Вчера Владимир Путин согласился с предложением участников Всероссийского литературного собрания создать объединительное Литературное общество (сейчас их несколько, и все враждуют), а специальный корреспондент "Ъ" АНДРЕЙ КОЛЕСНИКОВ был поражен предложением Дмитрия Достоевского "узникам 6 мая" посидеть в тюрьме, чтоб стать людьми, и его дискуссией с Натальей Солженицыной о том, помогает ли каторга стать гением.

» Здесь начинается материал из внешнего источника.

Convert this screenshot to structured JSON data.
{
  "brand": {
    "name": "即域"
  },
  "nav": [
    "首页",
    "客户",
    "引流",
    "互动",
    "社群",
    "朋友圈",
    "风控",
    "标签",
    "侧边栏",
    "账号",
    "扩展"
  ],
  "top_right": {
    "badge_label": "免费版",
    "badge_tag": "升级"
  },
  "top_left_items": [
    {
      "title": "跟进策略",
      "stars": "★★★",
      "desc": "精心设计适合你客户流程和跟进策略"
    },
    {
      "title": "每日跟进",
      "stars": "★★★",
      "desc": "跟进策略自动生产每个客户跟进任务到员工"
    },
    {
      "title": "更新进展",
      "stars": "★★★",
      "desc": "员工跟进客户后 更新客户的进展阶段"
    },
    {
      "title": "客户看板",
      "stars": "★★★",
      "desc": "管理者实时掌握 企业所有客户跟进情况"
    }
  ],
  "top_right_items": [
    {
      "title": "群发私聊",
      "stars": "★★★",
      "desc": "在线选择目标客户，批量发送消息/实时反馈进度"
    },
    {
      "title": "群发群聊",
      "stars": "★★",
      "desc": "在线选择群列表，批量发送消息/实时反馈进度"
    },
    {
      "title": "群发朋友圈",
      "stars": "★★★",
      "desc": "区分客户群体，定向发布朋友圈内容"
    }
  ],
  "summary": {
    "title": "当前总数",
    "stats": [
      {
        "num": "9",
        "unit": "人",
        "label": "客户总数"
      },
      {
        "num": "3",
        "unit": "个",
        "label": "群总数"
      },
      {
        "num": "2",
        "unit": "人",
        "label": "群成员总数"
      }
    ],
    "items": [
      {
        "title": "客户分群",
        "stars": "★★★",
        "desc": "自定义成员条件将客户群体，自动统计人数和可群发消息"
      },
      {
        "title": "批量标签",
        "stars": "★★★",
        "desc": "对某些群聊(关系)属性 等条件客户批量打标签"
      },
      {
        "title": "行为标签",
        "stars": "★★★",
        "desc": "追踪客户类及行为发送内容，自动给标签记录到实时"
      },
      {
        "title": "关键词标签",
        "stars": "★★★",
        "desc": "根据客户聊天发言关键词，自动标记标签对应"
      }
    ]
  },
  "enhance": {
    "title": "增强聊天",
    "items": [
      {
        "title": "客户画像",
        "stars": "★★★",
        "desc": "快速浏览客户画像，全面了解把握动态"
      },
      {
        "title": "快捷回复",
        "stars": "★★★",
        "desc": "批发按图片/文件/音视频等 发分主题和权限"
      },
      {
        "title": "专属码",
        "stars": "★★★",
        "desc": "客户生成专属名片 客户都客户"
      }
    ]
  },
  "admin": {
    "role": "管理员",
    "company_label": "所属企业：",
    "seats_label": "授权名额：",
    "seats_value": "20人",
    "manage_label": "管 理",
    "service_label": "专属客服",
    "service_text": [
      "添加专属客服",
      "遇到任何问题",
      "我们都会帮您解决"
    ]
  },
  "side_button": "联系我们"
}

Всю первую половину дня участники Всероссийского литературного собрания работали в секциях. В одной секции требовали возвращения миллионных тиражей произведений качественных писателей, которые сейчас живут не по заслугам. В другой — очередей в библиотеки. В третьей собрались более предметные люди: настаивали на том, чтобы в Литфонд, как когда-то, писатели перечисляли по 7% авторских от каждой книжки.
Общие ощущения отразил в своем коротком выступлении Герман Садулаев, который возмутился тем, что участников совещания собрали на окраине города, а не в Кремле, и не объявили бы там о создании новой, единой писательской ассоциации.

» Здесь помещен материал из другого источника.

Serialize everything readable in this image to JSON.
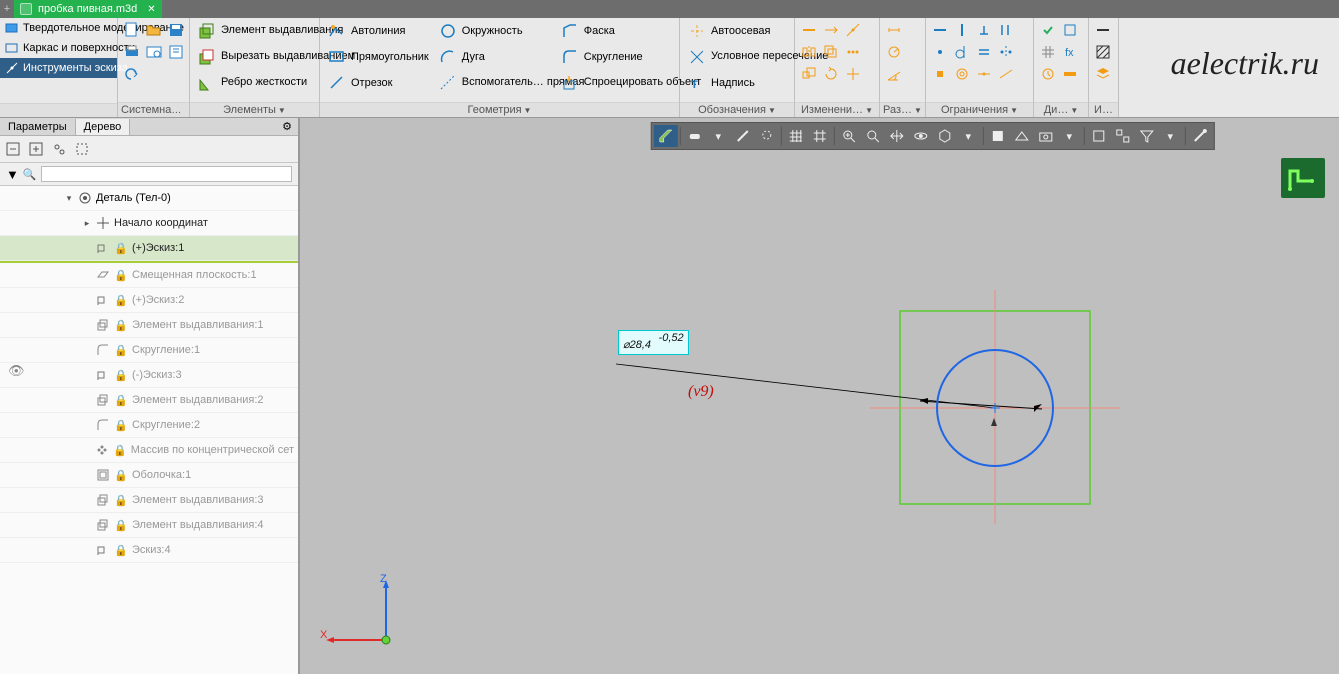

— А что,— яростно спросил господин Садулаев,— Кремль кем-то занят?
Тот, кем занят Кремль, должен был подъехать к Российскому университету Дружбы народов через полчаса.
Но господин Садулаев не это имел в виду. Он хотел выяснить, не занял ли опять (видимо, уже сталкивался с подобным вопиющим) Государственный Кремлевский дворец (ГКД) для своего сольного выступления такой певец, как, не дай бог, Стас Пьеха.
Там же, в ГКД, господин Садулаев рассчитывал, очевидно, получить конкретные указания насчет того, что в ближайшее время следует делать с литературой.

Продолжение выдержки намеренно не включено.